Commenting on the study, Nikita Wagle, MBBS, Texas A&M University, College Station, Texas, and Jennifer Spencer, PhD, Harvard T.H. Chan School of Public Health, Boston, suggested that the current analysis provides “new and important” insights for decision-makers making drug policies. “However,” they cautioned, “the study also highlights the challenges of conducting [a] cost-effectiveness analysis for a disease as complex as advanced HCC.”

For example, the authors generated many of their key model inputs from the IMbrave150 trial, which included, in their view, a “disproportionate” group of HCC patients with well-preserved liver function and good performance status. Thus, “[i]t is unclear how these results generalize to the benefits and/or risks, and therefore the cost-effectiveness, of the drug[s] in clinical practice where patients have comparatively more severe disease,” Wagle and Spencer pointed out.

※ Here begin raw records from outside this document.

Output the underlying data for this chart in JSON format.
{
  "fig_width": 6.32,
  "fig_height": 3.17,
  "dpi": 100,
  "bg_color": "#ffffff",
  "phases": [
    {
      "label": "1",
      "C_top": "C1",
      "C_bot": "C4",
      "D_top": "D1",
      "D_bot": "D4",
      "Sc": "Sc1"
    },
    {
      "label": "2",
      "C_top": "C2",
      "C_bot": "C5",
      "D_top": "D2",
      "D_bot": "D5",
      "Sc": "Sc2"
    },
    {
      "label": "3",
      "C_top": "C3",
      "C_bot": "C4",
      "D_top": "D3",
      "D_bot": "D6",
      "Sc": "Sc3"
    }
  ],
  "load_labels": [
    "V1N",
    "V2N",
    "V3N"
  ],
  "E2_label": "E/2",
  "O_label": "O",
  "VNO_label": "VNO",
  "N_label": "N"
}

It was also unclear from the analysis what the predictive value of the programmed death-ligand 1 (PD-L1) status these hypothetical patients had and how that expression might affect PFS in HCC.

“Additionally, HCC is a disease characterized by profound racial and ethnic disparities in the United States,” they noted, where both the incidence and the mortality rates are higher among Asian, Black, and Hispanic patients compared with non-Hispanic White patients. This is somewhat in contrast to participants enrolled in the IMbrave150 trial where 50% of participants were Asian but only 2% in each treatment group were Black and there was no information on Hispanic participants at all in the study.

“Without decision models that reflect the clinical and demographic characteristics of the population for which a decision is being made, we lack crucial information to guide clinical care,” Wagle and Spencer emphasized. “Given the well-documented racial and ethnic disparities in the receipt of immunotherapy, it is likely that introducing atezolizumab plus bevacizumab as a treatment for advanced HCC will only increase the existing disparities in HCC mortality.”

  1. The newly approved combination of atezolizumab plus bevacizumab for advanced HCC is not cost effective relative to sorafenib at current drug prices.

  2. A more favorable cost-effective threshold for the treatment of advanced HCC will only be achieved if the price of both drugs is significantly reduced.

Pam Harrison, Contributing Writer, BreakingMED™

The work was supported by a grant from the Chinese Foundation for Hepatitis Prevention and Control.

Neither the authors nor the editorialists had any conflicts of interest to declare.